When I started college in 1954, the tuition at private Ivy League Penn was $700 and it went up $100/yr while I was there, so in 1957-58 it hit $1000. Penn State was about half that in 1954, but I never tracked its further trajectory. Temple was about $500 and it was not yet state-related.
Penn didn’t even have a president until around 1930. They had a board of trustees, but the highest office was provost, essentially the dean of deans. By the 50s, they had a president and some administrators, but not many. The dorms were spartan, to say the least, not that I stayed in dorms, but I had friends that did. The food service was, in a word, dreadful. Needless to say there were no climbing walls or any other frills. A new instructor might make $5000, but even a full professor probably didn’t go over maybe $12-15,000 (I am guessing, but I know what I was paid as an associate prof with tenure at U IL (a state school) ten years later. Then I came to McGill in 1968. I was paid CAD13,000. Four years later I made full prof at $17,000. The administrative staff consisted of a principal (= president), five vice-principals, one of whom wore a second hat as dean of graduate studies. Plus deans of the various faculties and schools. Arts and Sciences were one faculty; they soon split in two each with its own dean. Each vice-principal and each dean had his own staff, usually an office with a couple secretaries. And while the principal was well-paid, probably in the vicinity of $200,000 and the VPs in the neighborhood of 150,000, deans received only a small supplement over profs (7,000 in 1960).

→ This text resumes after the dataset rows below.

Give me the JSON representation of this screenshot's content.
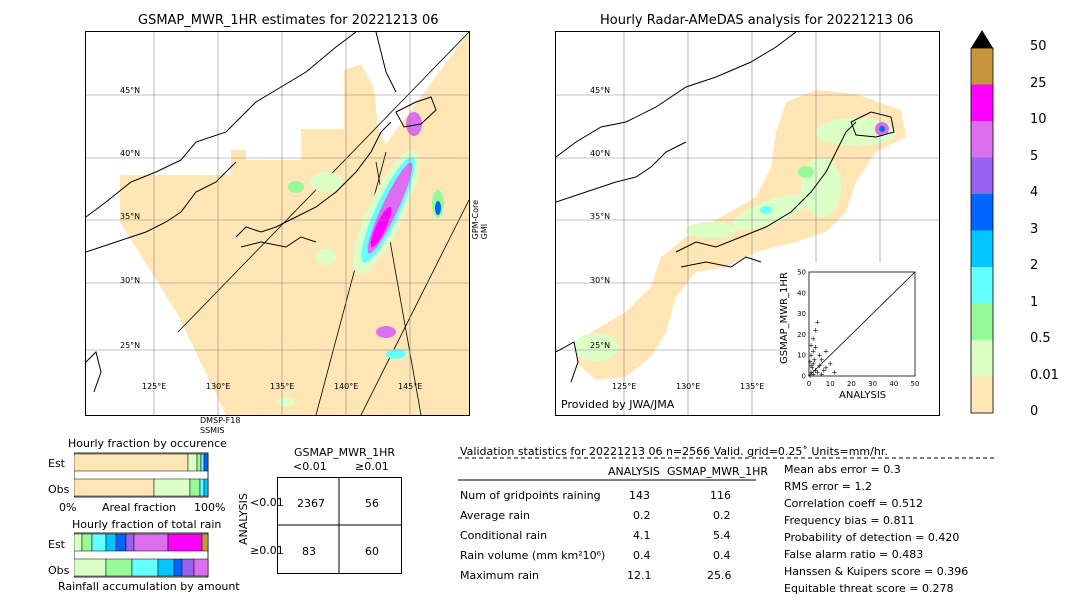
{
  "left_map": {
    "title": "GSMAP_MWR_1HR estimates for 20221213 06",
    "sensor_right": "GPM-Core\nGMI",
    "sensor_bottom_1": "DMSP-F18",
    "sensor_bottom_2": "SSMIS",
    "lat_labels": [
      "45°N",
      "40°N",
      "35°N",
      "30°N",
      "25°N"
    ],
    "lon_labels": [
      "125°E",
      "130°E",
      "135°E",
      "140°E",
      "145°E"
    ]
  },
  "right_map": {
    "title": "Hourly Radar-AMeDAS analysis for 20221213 06",
    "credit": "Provided by JWA/JMA",
    "lat_labels": [
      "45°N",
      "40°N",
      "35°N",
      "30°N",
      "25°N"
    ],
    "lon_labels": [
      "125°E",
      "130°E",
      "135°E"
    ]
  },
  "scatter": {
    "ylabel": "GSMAP_MWR_1HR",
    "xlabel": "ANALYSIS",
    "ticks": [
      "0",
      "10",
      "20",
      "30",
      "40",
      "50"
    ]
  },
  "colorbar": {
    "labels": [
      "50",
      "25",
      "10",
      "5",
      "4",
      "3",
      "2",
      "1",
      "0.5",
      "0.01",
      "0"
    ],
    "colors": [
      "#c8963c",
      "#ff00ff",
      "#dc6ef0",
      "#9664f0",
      "#0064ff",
      "#00c8ff",
      "#64ffff",
      "#96fa96",
      "#dcffc8",
      "#ffe6b4"
    ]
  },
  "fraction_occurrence": {
    "title": "Hourly fraction by occurence",
    "rows": [
      "Est",
      "Obs"
    ],
    "x_left": "0%",
    "x_mid": "Areal fraction",
    "x_right": "100%"
  },
  "fraction_total": {
    "title": "Hourly fraction of total rain",
    "rows": [
      "Est",
      "Obs"
    ],
    "footer": "Rainfall accumulation by amount"
  },
  "contingency": {
    "col_title": "GSMAP_MWR_1HR",
    "col_headers": [
      "<0.01",
      "≥0.01"
    ],
    "row_title": "ANALYSIS",
    "row_headers": [
      "<0.01",
      "≥0.01"
    ],
    "cells": [
      "2367",
      "56",
      "83",
      "60"
    ]
  },
  "validation": {
    "header": "Validation statistics for 20221213 06  n=2566 Valid. grid=0.25˚ Units=mm/hr.",
    "col1": "ANALYSIS",
    "col2": "GSMAP_MWR_1HR",
    "rows": [
      {
        "label": "Num of gridpoints raining",
        "a": "143",
        "b": "116"
      },
      {
        "label": "Average rain",
        "a": "0.2",
        "b": "0.2"
      },
      {
        "label": "Conditional rain",
        "a": "4.1",
        "b": "5.4"
      },
      {
        "label": "Rain volume (mm km²10⁶)",
        "a": "0.4",
        "b": "0.4"
      },
      {
        "label": "Maximum rain",
        "a": "12.1",
        "b": "25.6"
      }
    ],
    "scores": [
      "Mean abs error =    0.3",
      "RMS error =    1.2",
      "Correlation coeff =  0.512",
      "Frequency bias =  0.811",
      "Probability of detection =  0.420",
      "False alarm ratio =  0.483",
      "Hanssen & Kuipers score =  0.396",
      "Equitable threat score =  0.278"
    ]
  },
  "chart_data": {
    "type": "scatter",
    "title": "",
    "xlabel": "ANALYSIS",
    "ylabel": "GSMAP_MWR_1HR",
    "xlim": [
      0,
      50
    ],
    "ylim": [
      0,
      50
    ],
    "points": [
      [
        0.5,
        0.3
      ],
      [
        1,
        2
      ],
      [
        1.5,
        4
      ],
      [
        2,
        6
      ],
      [
        2.5,
        8
      ],
      [
        1,
        10
      ],
      [
        2,
        12
      ],
      [
        1,
        15
      ],
      [
        3,
        3
      ],
      [
        4,
        2
      ],
      [
        5,
        5
      ],
      [
        2,
        18
      ],
      [
        3,
        22
      ],
      [
        4,
        26
      ],
      [
        6,
        8
      ],
      [
        8,
        4
      ],
      [
        10,
        6
      ],
      [
        12,
        2
      ],
      [
        6,
        1
      ],
      [
        8,
        12
      ],
      [
        5,
        10
      ],
      [
        3,
        14
      ],
      [
        1,
        5
      ],
      [
        0.5,
        7
      ],
      [
        2,
        1
      ],
      [
        7,
        3
      ]
    ]
  }
}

Now there are 9 VPs, maybe another 9 associate VPs. all with gigantic salaries and big staffs. The principal “earns” (a word I use advisedly) over a million. And with it all, the tuition for foreign students (who get no government subsidy) is probably about $15,000 and we are not notably suffering at that rate. I once asked a student from Schenectady why he had come to McGill since he was practically in commuting distance from SUNY at Albany. He told me it was considerably cheaper. Incidentally, students from Quebec pay about $3000 and other Canadians somewhat more.
Meantime, at Penn, the tuition is now pushing $60,000, the president is paid a couple million, the dorms are fancy, the food is much better (and there is likely a climbing wall).
Although the student loans have made it possible for schools to raise tuition, it hasn’t made it mandatory. But I will tell one story, absolutely true. In the mid-90s, I was talking to the principal of McGill who had been hired to clean up a substantial accumulated debt (he was largely successful). His twin brother was president at Princeton (from which one of my sons graduated) and I remarked to him that when he and his brother get together and discuss their problems, his, mainly financial, would be entirely different from his brothers. “Oh yes, he assured me. My brother tells me that Princeton could afford to abolish tuition. Their endowment is so large that they could live off the interest.” He added that the reason they don’t is that they want a contingent of students from wealthy families who would continue to grow that endowment.
So there are many causes, beside inflation. Faculty salaries have grown faster than inflation, but not much faster, certainly not enough to justify and increase tuition from, say, $7000 in today’s money to at least 8 times that. Administrative bloat certainly accounts for some of it, but not all. Faculty salaries for some of it, not much. Fancier accommodations help.
In 1954, it was possible, with a lot of luck, to work your way through college. Today, it is impossible. For one thing, I am not sure that Penn even permits commuters. It was a large contingent in my day.
Incidentally, had a stayed at U IL, I would now be worrying seriously about my pension. The state contribution was entirely unfunded and we were not part of social security. So I would be getting a small pension, no social security, and worrying about what would happen if the state declared bankruptcy. My McGill pension is fairly generous, by contrast.